ベンチに座り、本を開き、文字の羅列に目を背ける。やたらと難しい哲学の本など持ってくるのではなかった。何だか読む気にならない。こう言う場所で読むのは、何度も読んだお気に入りの小説か、軽い気分になれるエッセイが良い。哲学書というのは、難解で陰鬱だ。それでも人をひきつけるのは、難解で陰鬱なことに身を浸すことに興奮を覚える人類がいるからだろう。僕だってその一人で。たまには自分を複雑さと思考と眠気の中にたたき落とすことで、何か深いことを考えているような物憂げな表情を演出したいのだ。
家に帰ろうか。帰っていつものように将来にとって何のためにもならない習慣を過ごそうか。無意味で怠惰で非生産的な緩やかな毎日。
僕は足元に目を落とす。公園の砂利の一粒一粒に目をやって見るが、何も面白くない。空を見上げる。絶好の散歩日和とも言える雲ひとつない空は清々しく面白味がない。雲の一つや二つでもあれば、そこに可能性があったのに。

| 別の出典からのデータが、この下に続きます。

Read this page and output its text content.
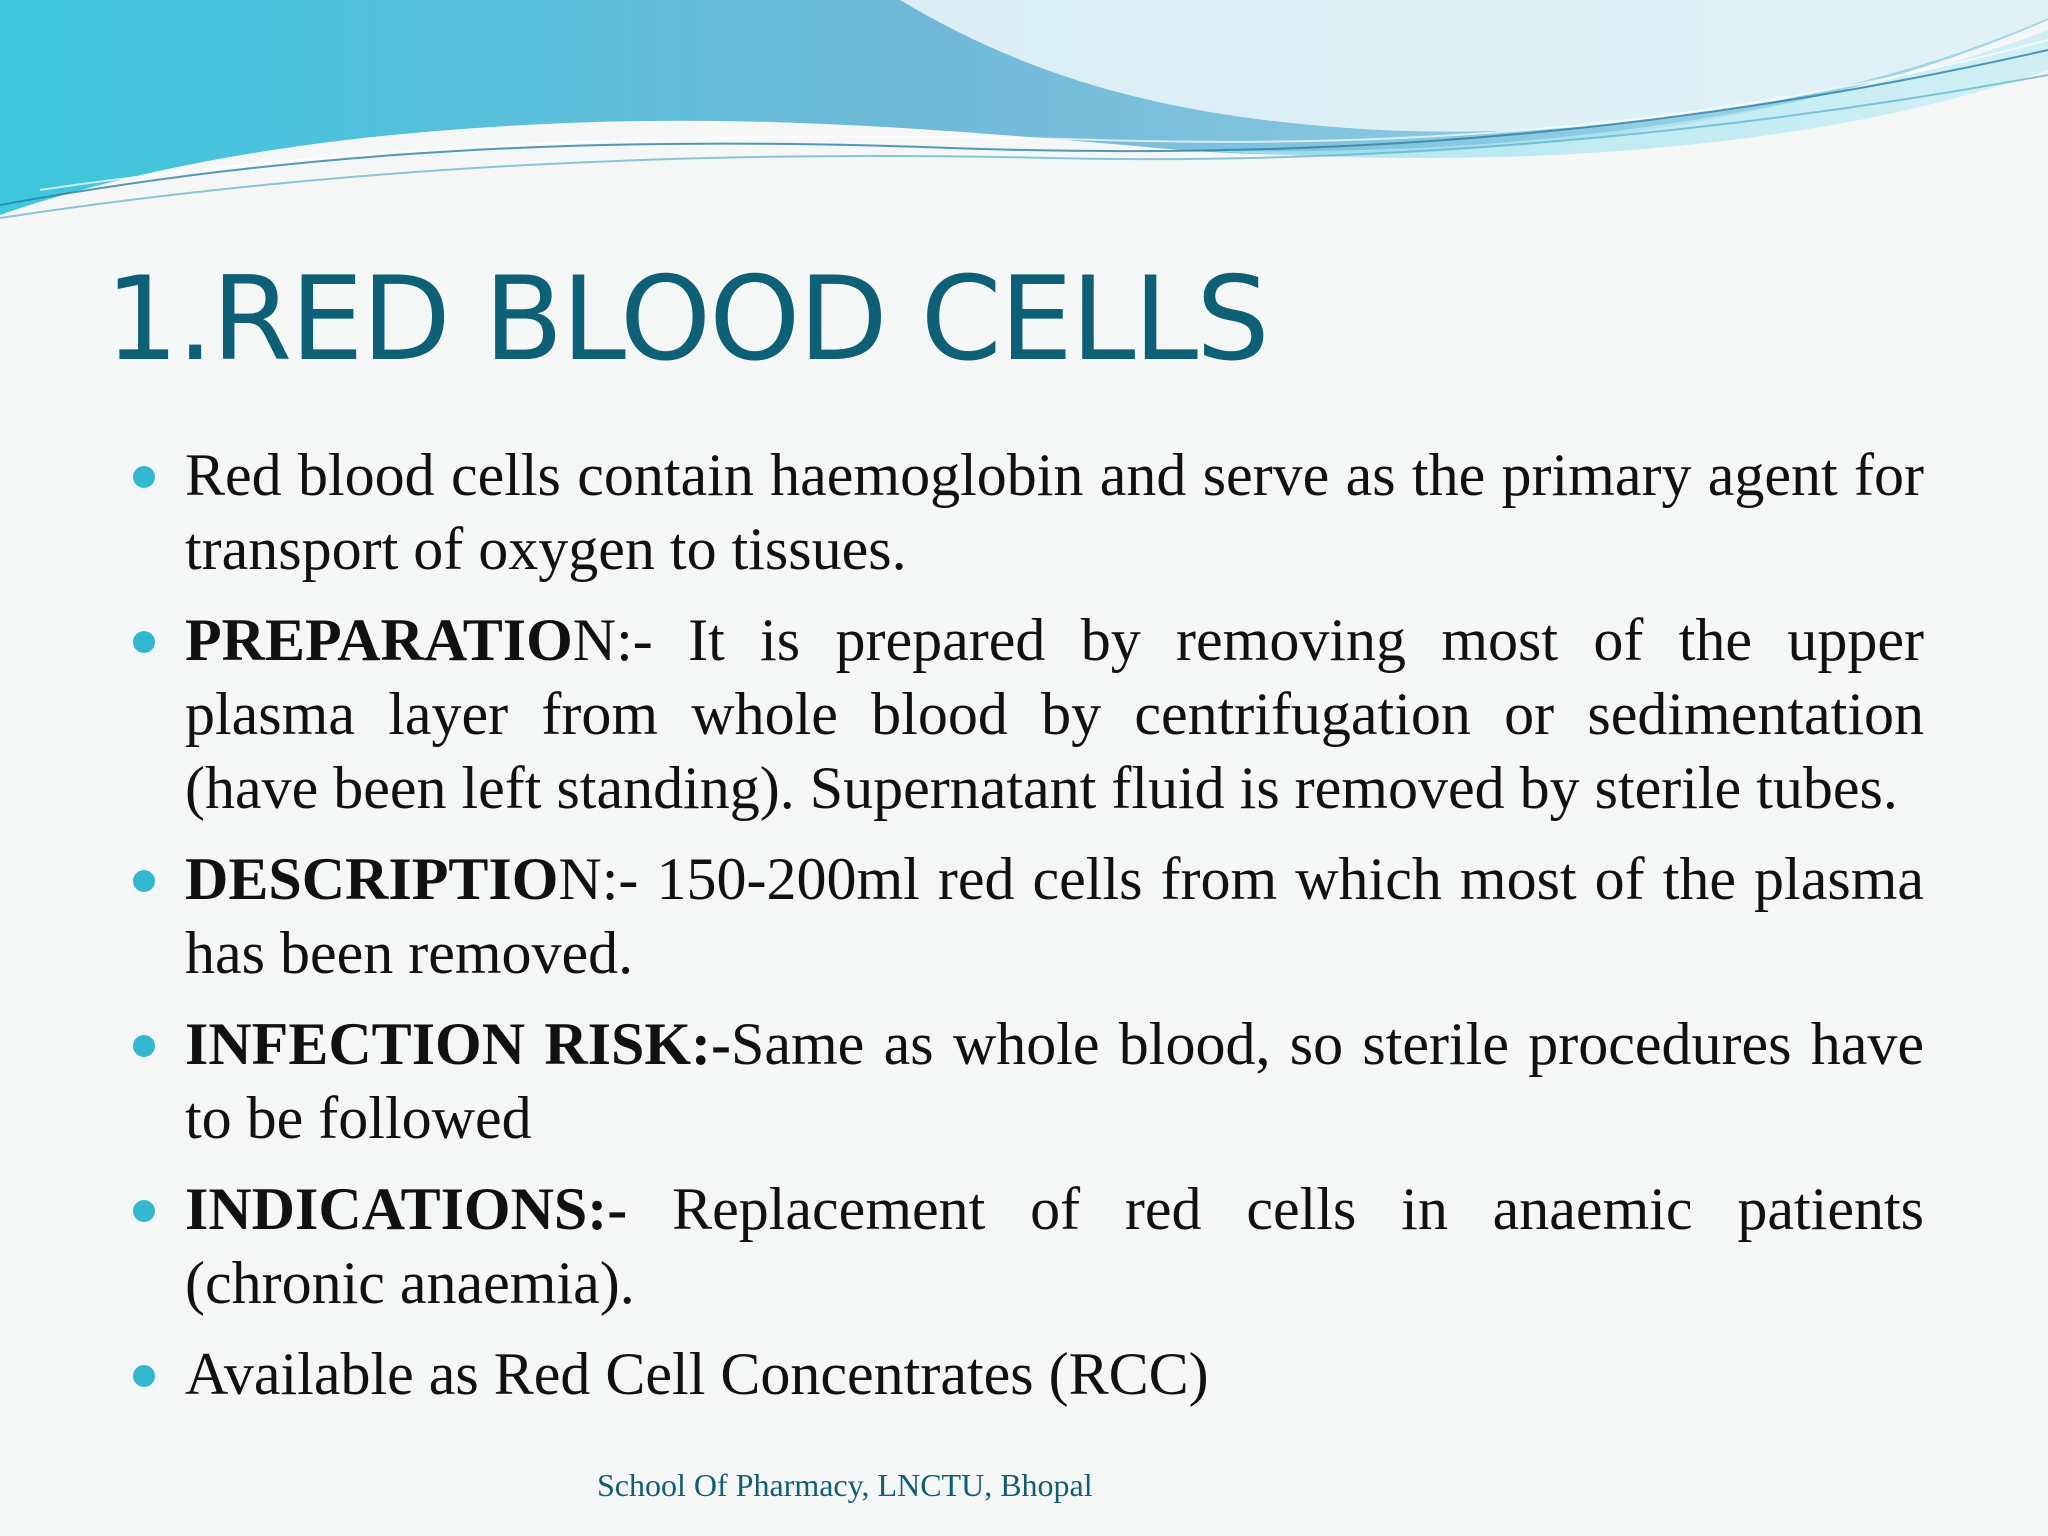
1.RED BLOOD CELLS
Red blood cells contain haemoglobin and serve as the primary agent for transport of oxygen to tissues.
PREPARATION:- It is prepared by removing most of the upper plasma layer from whole blood by centrifugation or sedimentation (have been left standing). Supernatant fluid is removed by sterile tubes.
DESCRIPTION:- 150-200ml red cells from which most of the plasma has been removed.
INFECTION RISK:-Same as whole blood, so sterile procedures have to be followed
INDICATIONS:- Replacement of red cells in anaemic patients (chronic anaemia).
Available as Red Cell Concentrates (RCC)
School Of Pharmacy, LNCTU, Bhopal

今日は金曜日だから、僕のかつての友達たちのほとんどが労働に勤しんでいるのだろう。寂しいな。一人で本を読んでいるにしても、他の場所で誰かに本を読んでいて欲しいものだ。一緒に遊ばなくても、別の場所で遊んでいて欲しい。連帯感という喜びは僕が自ら捨てたものなので贅沢は言えないが、時々一人が寂しくなる。僕は一人でも多くの知り合いが会社を辞めるように神様にお祈りする。雲がないからお祈りは届きそうだ。神様なんて全く信じていないが。まあ、都合が良い時だけ利用させてもらおう。神様は器がきっと大きだろうから、それぐらい許してくれるだろう。